Another informative phenomenon unveiled by RF-ICE plot is that the identity of all simulated samples derived from the actual ADLJ were predicted as ADLJ (the associated probabilities were above at least 50%), regardless of the tested feature and associated magnitude. The same rule also applied to AULJ and LMND. It showed that all samples in the original training set were correctly predicted, showing the high flexibility and learning capacity of RF model. More importantly, it also suggested that there is no single metabolic feature that solely determines the identity of a sample, and that identification of an unknown sample must be based on the complete profile of all metabolic features investigated.

3.6. R shiny online dashboard

To facilitate convenient application of machine learning for identity prediction among AULJ, ADLJ and LMND without coding, an online open-source dashboard was constructed based on R Shiny application. While all aforementioned modelling was based on the training-testing technique, for practical prediction the prior training and testing sets were merged together to train the final models. Built upon the trained models, the R Shiny application automatically predicts the identity and associated probabilities of unknown samples. The training database could be downloaded as template and then updated and uploaded back to the application for prediction of new samples.
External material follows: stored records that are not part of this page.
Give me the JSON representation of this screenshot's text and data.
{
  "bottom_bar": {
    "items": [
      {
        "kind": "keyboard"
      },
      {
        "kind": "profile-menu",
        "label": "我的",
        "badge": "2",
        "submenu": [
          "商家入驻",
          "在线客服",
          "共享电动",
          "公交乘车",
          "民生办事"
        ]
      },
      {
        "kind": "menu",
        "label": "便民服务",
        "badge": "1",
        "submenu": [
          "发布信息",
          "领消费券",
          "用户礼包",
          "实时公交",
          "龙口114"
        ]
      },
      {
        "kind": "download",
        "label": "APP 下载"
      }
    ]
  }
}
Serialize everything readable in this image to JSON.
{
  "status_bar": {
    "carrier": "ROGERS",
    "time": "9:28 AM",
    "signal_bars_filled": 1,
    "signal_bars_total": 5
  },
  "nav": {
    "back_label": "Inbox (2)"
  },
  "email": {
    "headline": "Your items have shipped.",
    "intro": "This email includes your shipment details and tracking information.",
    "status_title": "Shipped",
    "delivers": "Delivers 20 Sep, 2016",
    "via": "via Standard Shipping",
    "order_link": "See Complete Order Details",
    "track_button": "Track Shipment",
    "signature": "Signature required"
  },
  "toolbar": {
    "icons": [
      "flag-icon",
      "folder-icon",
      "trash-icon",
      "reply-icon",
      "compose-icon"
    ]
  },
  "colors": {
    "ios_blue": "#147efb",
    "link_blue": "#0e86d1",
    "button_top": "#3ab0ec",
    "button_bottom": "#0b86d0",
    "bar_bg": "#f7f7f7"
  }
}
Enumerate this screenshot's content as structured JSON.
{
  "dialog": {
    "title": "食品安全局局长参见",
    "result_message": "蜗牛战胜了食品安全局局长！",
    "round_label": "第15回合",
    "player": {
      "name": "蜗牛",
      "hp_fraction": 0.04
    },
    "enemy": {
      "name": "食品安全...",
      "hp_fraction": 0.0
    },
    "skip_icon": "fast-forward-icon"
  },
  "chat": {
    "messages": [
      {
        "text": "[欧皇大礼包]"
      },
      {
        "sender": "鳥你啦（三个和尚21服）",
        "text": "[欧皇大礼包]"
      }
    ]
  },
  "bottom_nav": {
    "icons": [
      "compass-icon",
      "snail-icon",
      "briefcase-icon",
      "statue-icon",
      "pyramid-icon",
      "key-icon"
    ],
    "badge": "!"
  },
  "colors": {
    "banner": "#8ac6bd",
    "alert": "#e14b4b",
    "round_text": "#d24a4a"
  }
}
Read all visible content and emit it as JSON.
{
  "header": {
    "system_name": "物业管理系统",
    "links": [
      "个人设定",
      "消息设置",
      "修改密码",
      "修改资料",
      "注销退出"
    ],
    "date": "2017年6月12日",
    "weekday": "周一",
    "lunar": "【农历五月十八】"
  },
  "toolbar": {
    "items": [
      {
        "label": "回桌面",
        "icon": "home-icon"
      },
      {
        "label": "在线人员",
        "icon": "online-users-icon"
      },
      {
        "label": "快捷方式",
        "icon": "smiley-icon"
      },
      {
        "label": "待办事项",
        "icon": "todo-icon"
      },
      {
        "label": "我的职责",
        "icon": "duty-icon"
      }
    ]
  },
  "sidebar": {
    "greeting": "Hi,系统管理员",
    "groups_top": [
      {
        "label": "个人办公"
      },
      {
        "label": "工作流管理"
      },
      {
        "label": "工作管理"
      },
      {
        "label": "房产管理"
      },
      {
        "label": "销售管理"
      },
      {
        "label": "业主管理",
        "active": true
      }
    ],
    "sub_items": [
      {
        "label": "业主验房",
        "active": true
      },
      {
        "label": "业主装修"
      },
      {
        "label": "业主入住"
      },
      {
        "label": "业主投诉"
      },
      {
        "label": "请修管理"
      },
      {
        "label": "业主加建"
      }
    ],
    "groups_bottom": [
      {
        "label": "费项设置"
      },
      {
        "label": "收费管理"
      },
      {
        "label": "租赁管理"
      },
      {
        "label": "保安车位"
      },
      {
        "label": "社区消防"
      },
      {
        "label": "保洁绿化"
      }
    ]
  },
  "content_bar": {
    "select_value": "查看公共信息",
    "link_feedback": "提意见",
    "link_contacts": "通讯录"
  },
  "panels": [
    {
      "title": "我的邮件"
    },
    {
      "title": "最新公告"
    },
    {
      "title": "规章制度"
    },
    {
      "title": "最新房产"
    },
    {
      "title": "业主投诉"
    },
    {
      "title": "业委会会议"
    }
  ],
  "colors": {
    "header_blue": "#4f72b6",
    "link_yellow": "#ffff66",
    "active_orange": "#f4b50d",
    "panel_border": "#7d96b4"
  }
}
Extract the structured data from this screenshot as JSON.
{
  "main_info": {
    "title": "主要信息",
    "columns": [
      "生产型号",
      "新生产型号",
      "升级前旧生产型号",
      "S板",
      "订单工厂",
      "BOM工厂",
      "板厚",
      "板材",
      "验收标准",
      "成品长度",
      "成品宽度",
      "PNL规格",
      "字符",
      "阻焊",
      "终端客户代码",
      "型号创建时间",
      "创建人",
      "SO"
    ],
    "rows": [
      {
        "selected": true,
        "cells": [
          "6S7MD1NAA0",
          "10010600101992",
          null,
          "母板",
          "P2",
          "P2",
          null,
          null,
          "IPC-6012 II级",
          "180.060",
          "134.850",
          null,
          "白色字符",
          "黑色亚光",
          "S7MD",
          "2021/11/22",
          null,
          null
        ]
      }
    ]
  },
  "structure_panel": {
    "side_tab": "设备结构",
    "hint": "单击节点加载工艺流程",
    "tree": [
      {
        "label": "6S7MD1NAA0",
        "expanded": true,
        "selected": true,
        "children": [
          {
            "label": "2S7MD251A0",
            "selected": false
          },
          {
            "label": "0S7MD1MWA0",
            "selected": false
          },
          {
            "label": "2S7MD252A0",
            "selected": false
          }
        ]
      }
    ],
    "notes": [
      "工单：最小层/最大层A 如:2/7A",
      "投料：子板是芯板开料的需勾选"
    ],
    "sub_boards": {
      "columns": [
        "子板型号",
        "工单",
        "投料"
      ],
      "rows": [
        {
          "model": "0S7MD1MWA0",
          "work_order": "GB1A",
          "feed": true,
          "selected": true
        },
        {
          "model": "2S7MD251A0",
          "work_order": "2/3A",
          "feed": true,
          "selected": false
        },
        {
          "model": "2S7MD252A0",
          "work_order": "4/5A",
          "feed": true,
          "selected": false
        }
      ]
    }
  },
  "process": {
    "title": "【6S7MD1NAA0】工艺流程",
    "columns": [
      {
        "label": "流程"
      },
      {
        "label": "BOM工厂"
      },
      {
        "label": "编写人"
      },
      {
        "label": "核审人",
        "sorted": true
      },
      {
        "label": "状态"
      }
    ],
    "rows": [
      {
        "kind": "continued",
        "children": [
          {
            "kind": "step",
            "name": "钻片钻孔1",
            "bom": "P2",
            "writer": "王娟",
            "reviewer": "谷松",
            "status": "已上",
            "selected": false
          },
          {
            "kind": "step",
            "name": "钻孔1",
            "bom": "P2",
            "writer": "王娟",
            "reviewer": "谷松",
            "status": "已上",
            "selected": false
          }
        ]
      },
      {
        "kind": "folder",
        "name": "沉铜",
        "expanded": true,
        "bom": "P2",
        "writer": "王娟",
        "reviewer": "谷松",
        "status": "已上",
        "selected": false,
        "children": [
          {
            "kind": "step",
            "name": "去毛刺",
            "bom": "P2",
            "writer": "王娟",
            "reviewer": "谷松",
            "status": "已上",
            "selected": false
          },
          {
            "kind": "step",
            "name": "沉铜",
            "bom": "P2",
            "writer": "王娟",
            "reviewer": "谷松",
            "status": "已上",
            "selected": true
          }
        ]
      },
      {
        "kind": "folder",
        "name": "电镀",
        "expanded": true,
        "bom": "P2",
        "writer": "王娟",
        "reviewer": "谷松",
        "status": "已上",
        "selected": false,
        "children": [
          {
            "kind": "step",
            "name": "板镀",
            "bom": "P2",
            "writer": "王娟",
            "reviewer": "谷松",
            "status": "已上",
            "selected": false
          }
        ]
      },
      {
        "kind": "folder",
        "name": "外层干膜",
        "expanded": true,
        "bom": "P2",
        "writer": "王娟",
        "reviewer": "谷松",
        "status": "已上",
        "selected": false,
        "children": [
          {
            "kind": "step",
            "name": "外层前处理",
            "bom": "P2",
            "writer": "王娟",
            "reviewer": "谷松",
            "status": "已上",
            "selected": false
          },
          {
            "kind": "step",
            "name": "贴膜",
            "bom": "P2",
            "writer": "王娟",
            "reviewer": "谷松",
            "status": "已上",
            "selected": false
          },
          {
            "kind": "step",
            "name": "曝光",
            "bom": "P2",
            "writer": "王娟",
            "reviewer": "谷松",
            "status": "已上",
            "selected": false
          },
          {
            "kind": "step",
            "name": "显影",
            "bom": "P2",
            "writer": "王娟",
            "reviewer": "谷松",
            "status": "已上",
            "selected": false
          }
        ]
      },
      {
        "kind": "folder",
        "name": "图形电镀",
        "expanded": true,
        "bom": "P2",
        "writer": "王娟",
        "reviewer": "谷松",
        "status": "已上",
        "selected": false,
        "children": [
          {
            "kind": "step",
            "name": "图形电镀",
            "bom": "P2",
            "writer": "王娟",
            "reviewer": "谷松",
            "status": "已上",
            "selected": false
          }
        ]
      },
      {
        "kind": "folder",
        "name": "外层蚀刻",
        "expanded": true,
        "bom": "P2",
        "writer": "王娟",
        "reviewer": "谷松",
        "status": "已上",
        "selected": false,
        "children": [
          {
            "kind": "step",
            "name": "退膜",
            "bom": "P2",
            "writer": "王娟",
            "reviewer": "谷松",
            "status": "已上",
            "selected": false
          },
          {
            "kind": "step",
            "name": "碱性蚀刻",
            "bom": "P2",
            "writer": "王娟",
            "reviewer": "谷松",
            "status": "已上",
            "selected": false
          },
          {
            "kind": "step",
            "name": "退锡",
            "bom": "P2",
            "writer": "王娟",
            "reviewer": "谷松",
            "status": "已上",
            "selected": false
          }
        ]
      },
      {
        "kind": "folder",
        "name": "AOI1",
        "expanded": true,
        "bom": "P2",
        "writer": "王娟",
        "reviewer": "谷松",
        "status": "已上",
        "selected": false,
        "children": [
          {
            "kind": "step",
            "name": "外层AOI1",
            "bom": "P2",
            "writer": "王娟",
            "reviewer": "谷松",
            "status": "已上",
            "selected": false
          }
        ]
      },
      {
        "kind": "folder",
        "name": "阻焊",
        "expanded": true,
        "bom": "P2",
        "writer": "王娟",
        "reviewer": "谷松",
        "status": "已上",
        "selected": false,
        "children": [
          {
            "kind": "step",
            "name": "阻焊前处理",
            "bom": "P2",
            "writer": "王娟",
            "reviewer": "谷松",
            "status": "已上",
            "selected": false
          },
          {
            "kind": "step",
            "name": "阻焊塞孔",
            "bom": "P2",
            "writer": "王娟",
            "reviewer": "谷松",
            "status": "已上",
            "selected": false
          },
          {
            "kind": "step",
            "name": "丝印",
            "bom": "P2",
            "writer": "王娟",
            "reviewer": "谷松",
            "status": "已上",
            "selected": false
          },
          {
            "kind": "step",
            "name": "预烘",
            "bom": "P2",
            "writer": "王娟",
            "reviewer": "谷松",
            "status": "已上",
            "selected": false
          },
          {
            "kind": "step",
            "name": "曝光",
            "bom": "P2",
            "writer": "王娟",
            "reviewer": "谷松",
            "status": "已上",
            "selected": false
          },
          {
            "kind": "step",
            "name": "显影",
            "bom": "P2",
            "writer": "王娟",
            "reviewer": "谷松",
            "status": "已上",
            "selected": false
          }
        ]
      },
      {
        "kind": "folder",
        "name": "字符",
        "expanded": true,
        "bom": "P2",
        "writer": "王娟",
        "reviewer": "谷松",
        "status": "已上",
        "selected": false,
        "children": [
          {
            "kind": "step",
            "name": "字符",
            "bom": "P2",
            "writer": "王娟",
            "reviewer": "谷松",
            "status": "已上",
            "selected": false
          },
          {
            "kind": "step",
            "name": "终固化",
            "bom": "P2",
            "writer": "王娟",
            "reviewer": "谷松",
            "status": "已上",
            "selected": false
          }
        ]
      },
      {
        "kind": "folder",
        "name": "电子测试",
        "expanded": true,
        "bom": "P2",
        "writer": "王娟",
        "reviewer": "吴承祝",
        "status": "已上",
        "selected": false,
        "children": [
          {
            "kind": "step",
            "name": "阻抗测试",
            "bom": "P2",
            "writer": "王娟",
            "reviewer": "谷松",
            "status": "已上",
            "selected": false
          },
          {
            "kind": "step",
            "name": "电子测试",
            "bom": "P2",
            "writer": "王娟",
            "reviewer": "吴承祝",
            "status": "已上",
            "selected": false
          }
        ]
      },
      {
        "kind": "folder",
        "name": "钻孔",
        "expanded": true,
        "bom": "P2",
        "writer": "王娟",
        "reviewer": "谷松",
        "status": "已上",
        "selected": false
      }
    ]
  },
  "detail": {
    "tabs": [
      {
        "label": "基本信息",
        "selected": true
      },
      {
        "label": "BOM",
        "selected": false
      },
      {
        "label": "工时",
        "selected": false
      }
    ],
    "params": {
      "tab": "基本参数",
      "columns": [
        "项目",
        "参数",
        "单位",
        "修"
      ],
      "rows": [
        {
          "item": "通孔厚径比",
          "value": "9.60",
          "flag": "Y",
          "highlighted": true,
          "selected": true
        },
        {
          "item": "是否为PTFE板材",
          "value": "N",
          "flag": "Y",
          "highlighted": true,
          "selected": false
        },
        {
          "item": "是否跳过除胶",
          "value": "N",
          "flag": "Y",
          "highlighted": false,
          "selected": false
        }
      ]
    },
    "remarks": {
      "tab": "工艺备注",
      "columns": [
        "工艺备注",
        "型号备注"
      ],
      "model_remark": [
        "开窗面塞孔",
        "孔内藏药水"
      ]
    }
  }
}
Apart from making predictions per se, this application could also serve as a convenient analytical tool to investigate the model performance. Under the functionality of single sample prediction (tab 1), for example, incremental adjustment of the input feature values via the slider-bars animatedly updates the predicted probabilities associated with each class, which generates a dynamic version of the static ICE analysis. Meanwhile, the dynamic realization of ICE analysis can be readily extended to multiple features as well. For another instructive usage, this application helps simulate how robust models are to the measurement error sourced from upstream data acquisition. Under the batch prediction functionality (tab 2), prior to upload of new data, the default presents the predicted result when the training database is fed back to the built models. The training set can be downloaded and updated and then fed back as new data to the models. When±20% uniformly distributed random noise is added to the training database as simulation of the error occurring during data collection, ca. 94.8–98.7% of prediction remained the same; when ±50% aggressive noise is added, ca. 85.7–97.4% prediction remains unchanged. RF and SVM were the least susceptible to noise addition, and 98.7 and 97.4% of prediction remained untouched with ±50% noise (Fig. S8). This simulation suggests that the developed models especially RF and SVM are rather robust to the error sourced from data acquisition.

4. Conclusion

In this study, sensitive and reproducible UHPLC-QqQ-MS/MS methods were developed, and quantitative analysis of 14 metabolic features using the optimized LC-MS methods as well as colorimetric assays was achieved. Parameters in relation to dilution solvent, LC and MS conditions were optimized. For quantification of organic acids of CTA, MA and AA, calibration linearity was greatly improved when using 0.1% formic acid in saturated EDTA solution to prepare and dilute standard solution. The possible mechanism can be proposed to explain the improvement is EDTA can inhibit the Haber-Weiss oxidation cycle as a metal-chelator to protect those organic acids from degradation. The analytical methods developed were then applied to 81 lemon juices samples. For classification of AULJ, ADLJ and LMND, five different models LDA, NB, LR, RF and SVM were constructed, with RF and SVM being two of the most robust models. In particular, RF with its ensemble algorism flexibly captured the characteristic nuances of the density distribution of the metabolic features of each class and associates the density distribution with the predicted probability as revealed by ICE analysis. Applying the established models, the constructed online dashboard would serve as a convenient and useful tool to facilitate identification of lemon juice authenticity and distinction with the lemonade beverages and provides a robust new approach to detect aduleration and improve product quality.